Unfortunately, the only official censures regarding this decision thus far were via Foreign Ministry spokesman Hami Aksoy of Turkey, the terror group Hamas and a meek sense of disapproval from Blue and White leader Benny Gantz. This lack of criticism leaves the world to assume that President Trump agrees with U.S. Secretary of State Mike Pompeo in supporting the rash annexation of the West Bank. In effect, as Palestinian President Mahmoud Abbas said, he would take “appropriate measures.” Although this response seems vague, it poses a great threat to peace in the Israel-Palestine conflict. This plan will likely jeopardize all agreements between the Palestinians and key Arab allies such as Jordan, Egypt and Saudi Arabia, with the U.S and Israel; something neither Israel nor President Trump can afford to lose. Risking a halt to any forthcoming Israeli-Palestinian negotiations as a result of this unilateral annexation is going to damage Israel, perhaps irrevocably.
A few months ago, the media had a field day, mocking the Trump administration for the plan that they now beg to keep intact. Lending to this, the peace plan that was revealed in January is realistic and promising but happening all too quickly. The peace plan marked the beginning of a civil relationship between countries who, until a week prior, regularly fought each other and hardly recognized the other’s existence. Unlike what the media refers to as a “muted response,” it was an enormous step towards peace.

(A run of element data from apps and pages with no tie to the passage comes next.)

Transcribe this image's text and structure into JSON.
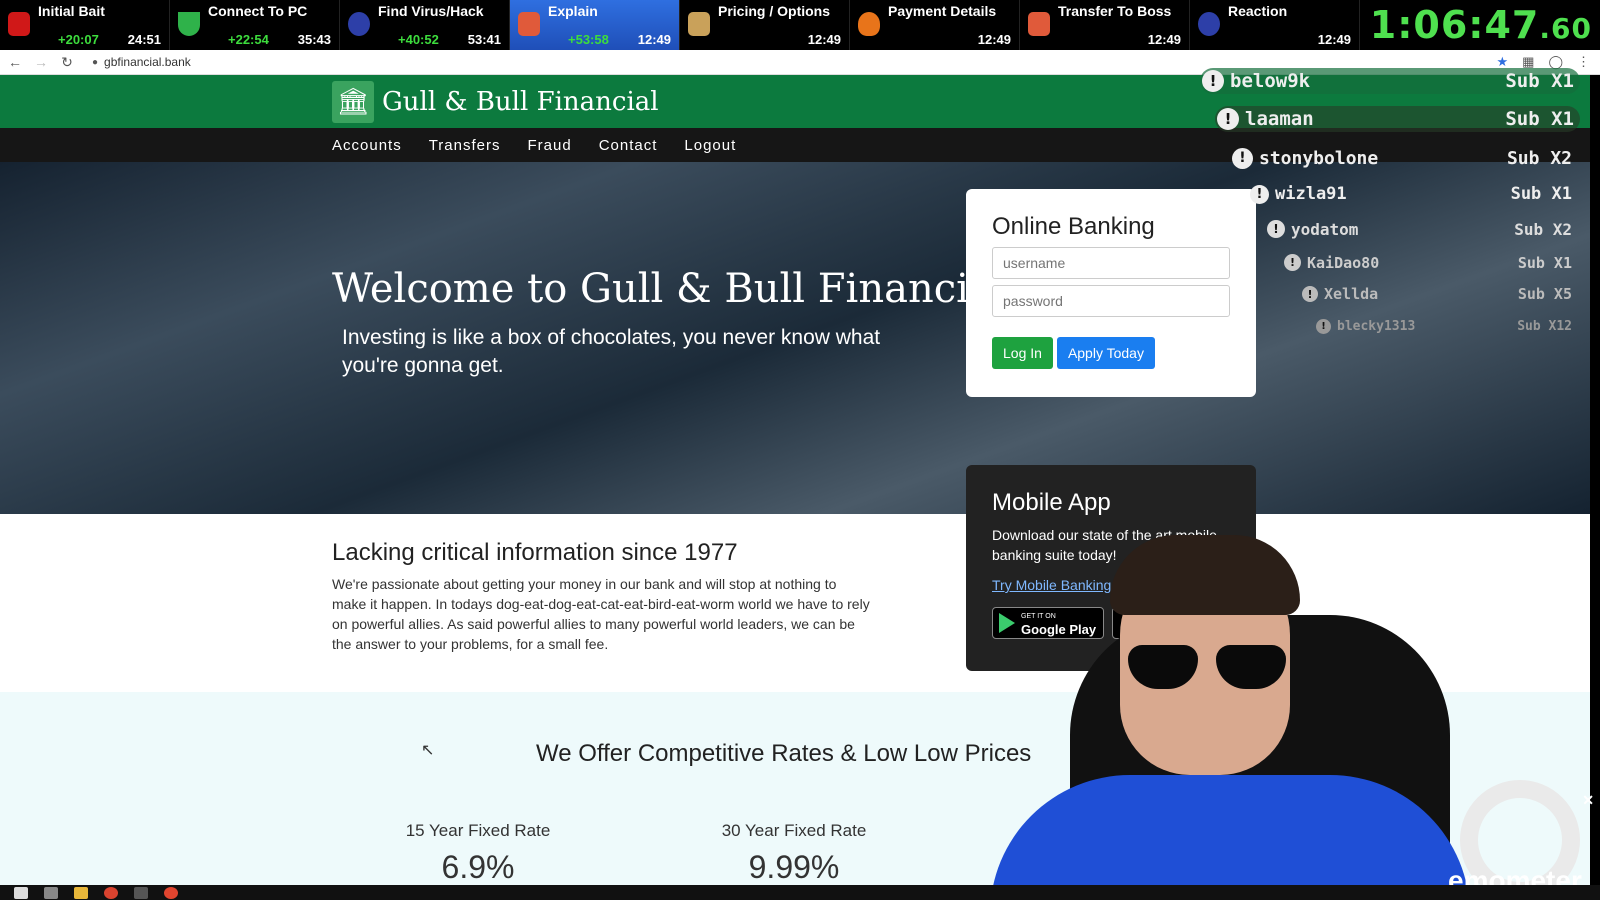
{
  "splits": [
    {
      "name": "Initial Bait",
      "delta": "+20:07",
      "time": "24:51",
      "icon_color": "#d01818",
      "active": false
    },
    {
      "name": "Connect To PC",
      "delta": "+22:54",
      "time": "35:43",
      "icon_color": "#2fb24a",
      "active": false
    },
    {
      "name": "Find Virus/Hack",
      "delta": "+40:52",
      "time": "53:41",
      "icon_color": "#2d3fa8",
      "active": false
    },
    {
      "name": "Explain",
      "delta": "+53:58",
      "time": "12:49",
      "icon_color": "#e05a3a",
      "active": true
    },
    {
      "name": "Pricing / Options",
      "delta": "",
      "time": "12:49",
      "icon_color": "#c9a15a",
      "active": false
    },
    {
      "name": "Payment Details",
      "delta": "",
      "time": "12:49",
      "icon_color": "#e8741a",
      "active": false
    },
    {
      "name": "Transfer To Boss",
      "delta": "",
      "time": "12:49",
      "icon_color": "#e05a3a",
      "active": false
    },
    {
      "name": "Reaction",
      "delta": "",
      "time": "12:49",
      "icon_color": "#2d3fa8",
      "active": false
    }
  ],
  "timer": {
    "main": "1:06:47",
    "fraction": ".60"
  },
  "browser": {
    "url": "gbfinancial.bank"
  },
  "site": {
    "brand": "Gull & Bull Financial",
    "nav": [
      "Accounts",
      "Transfers",
      "Fraud",
      "Contact",
      "Logout"
    ],
    "hero": {
      "title": "Welcome to Gull & Bull Financial",
      "subtitle": "Investing is like a box of chocolates, you never know what you're gonna get."
    },
    "login": {
      "title": "Online Banking",
      "username_placeholder": "username",
      "password_placeholder": "password",
      "login_label": "Log In",
      "apply_label": "Apply Today"
    },
    "mobile": {
      "title": "Mobile App",
      "text": "Download our state of the art mobile banking suite today!",
      "link": "Try Mobile Banking",
      "gplay_small": "GET IT ON",
      "gplay_big": "Google Play"
    },
    "info": {
      "title": "Lacking critical information since 1977",
      "text": "We're passionate about getting your money in our bank and will stop at nothing to make it happen. In todays dog-eat-dog-eat-cat-eat-bird-eat-worm world we have to rely on powerful allies. As said powerful allies to many powerful world leaders, we can be the answer to your problems, for a small fee."
    },
    "rates": {
      "title": "We Offer Competitive Rates & Low Low Prices",
      "items": [
        {
          "label": "15 Year Fixed Rate",
          "value": "6.9%"
        },
        {
          "label": "30 Year Fixed Rate",
          "value": "9.99%"
        }
      ]
    }
  },
  "alerts": [
    {
      "user": "below9k",
      "sub": "Sub X1"
    },
    {
      "user": "laaman",
      "sub": "Sub X1"
    },
    {
      "user": "stonybolone",
      "sub": "Sub X2"
    },
    {
      "user": "wizla91",
      "sub": "Sub X1"
    },
    {
      "user": "yodatom",
      "sub": "Sub X2"
    },
    {
      "user": "KaiDao80",
      "sub": "Sub X1"
    },
    {
      "user": "Xellda",
      "sub": "Sub X5"
    },
    {
      "user": "blecky1313",
      "sub": "Sub X12"
    }
  ],
  "overlay": {
    "emometer": "emometer"
  },
  "colors": {
    "site_green": "#0c7a3e",
    "timer_green": "#4fe04f",
    "active_split": "#2f6fe0"
  }
}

Regardless of the Palestinian stance, with the four-year transition phase that the peace plan allocates and the looming threat of what happens if Palestinians continue to resist, something is bound to change. That is, unless, Netanyahu’s reckless bid for a territorial legacy comes through too soon. The dynamics of the Middle East, and the once one-sided, united Arab countries’ view on the subject is evolving. That much is undeniable. The question now is whether President Trump will decide to end it all.